‘Insecure’ Broke Ground by Embracing Imperfection

PENNY: Issa stated in the writers’ room at one point: “When you’re white, racism is a period. Like, ‘This is wrong, this needs to stop, period.’

But when you’re Black, it’s a comma.” It’s like, this racist thing occurred to me, but I still have to go pay bills, still have to drive and go home and see my kids. Yes, this incident happened, but how are you going to deal with it?

In 2016, “Insecure” and “Atlanta” broke new ground as comedy about Black millennials. Did any of you ever feel pressure to speak for your generation?

MELINA MATSOUKAS: I never felt the responsibility of having to speak for an entire generation of people. The task we felt was to depict these folks and their environment authentically.

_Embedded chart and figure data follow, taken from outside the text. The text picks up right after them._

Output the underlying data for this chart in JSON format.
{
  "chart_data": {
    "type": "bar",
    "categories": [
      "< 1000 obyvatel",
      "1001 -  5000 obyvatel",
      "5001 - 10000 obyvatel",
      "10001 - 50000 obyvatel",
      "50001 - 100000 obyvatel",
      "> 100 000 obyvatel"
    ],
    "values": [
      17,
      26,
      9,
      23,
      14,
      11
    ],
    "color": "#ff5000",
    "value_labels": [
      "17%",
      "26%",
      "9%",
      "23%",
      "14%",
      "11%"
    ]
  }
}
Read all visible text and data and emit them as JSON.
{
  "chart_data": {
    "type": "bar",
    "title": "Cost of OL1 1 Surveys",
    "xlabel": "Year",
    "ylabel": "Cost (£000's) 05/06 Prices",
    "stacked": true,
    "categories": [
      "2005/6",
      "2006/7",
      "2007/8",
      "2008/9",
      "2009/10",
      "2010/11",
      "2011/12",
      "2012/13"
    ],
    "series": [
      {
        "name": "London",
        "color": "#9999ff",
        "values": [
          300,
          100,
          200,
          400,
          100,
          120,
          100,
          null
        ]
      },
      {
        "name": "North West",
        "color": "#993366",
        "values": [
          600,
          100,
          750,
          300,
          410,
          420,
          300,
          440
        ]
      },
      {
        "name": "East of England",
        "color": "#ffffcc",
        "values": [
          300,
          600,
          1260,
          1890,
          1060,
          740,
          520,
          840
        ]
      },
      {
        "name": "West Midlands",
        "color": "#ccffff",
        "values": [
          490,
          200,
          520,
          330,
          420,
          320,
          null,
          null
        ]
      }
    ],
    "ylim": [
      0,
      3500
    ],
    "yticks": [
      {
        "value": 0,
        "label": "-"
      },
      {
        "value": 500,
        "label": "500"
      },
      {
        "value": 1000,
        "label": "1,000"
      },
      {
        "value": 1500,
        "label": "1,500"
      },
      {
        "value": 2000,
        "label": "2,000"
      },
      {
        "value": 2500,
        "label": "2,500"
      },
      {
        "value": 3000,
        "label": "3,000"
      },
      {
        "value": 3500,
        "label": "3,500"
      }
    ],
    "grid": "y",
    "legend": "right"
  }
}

That means really shooting in the neighborhoods these characters are from, speaking to and incorporating those individuals into our tale, employing strong female connections and all the things that are authentic to a real, dynamic community and the world where Issa Dee is from.

Was showing Black individuals of varied class statuses part of that honesty? The characters Issa and Lawrence, for example, live in the Dunes, an apartment complex with mostly working-class Black people, despite though they graduated from Stanford and Georgetown.

RAE: To Melina’s point, it was honesty. I graduated from Stanford and didn’t have a job, so I returned back to L.A. into my parents house, and the first place I moved to after that was a Dunes-like apartment complex where you have people of different classes.

PENNY: There’s this idea that we have to be great and excellent all the time. I remember that when we were proposing it with the term “Insecure,” there was push back about that since insecurity is not normally connected with Black people.

That was such a moment for Issa, Melina and me, and it made me realize, “No, that’s even more reason we want the show to be that.”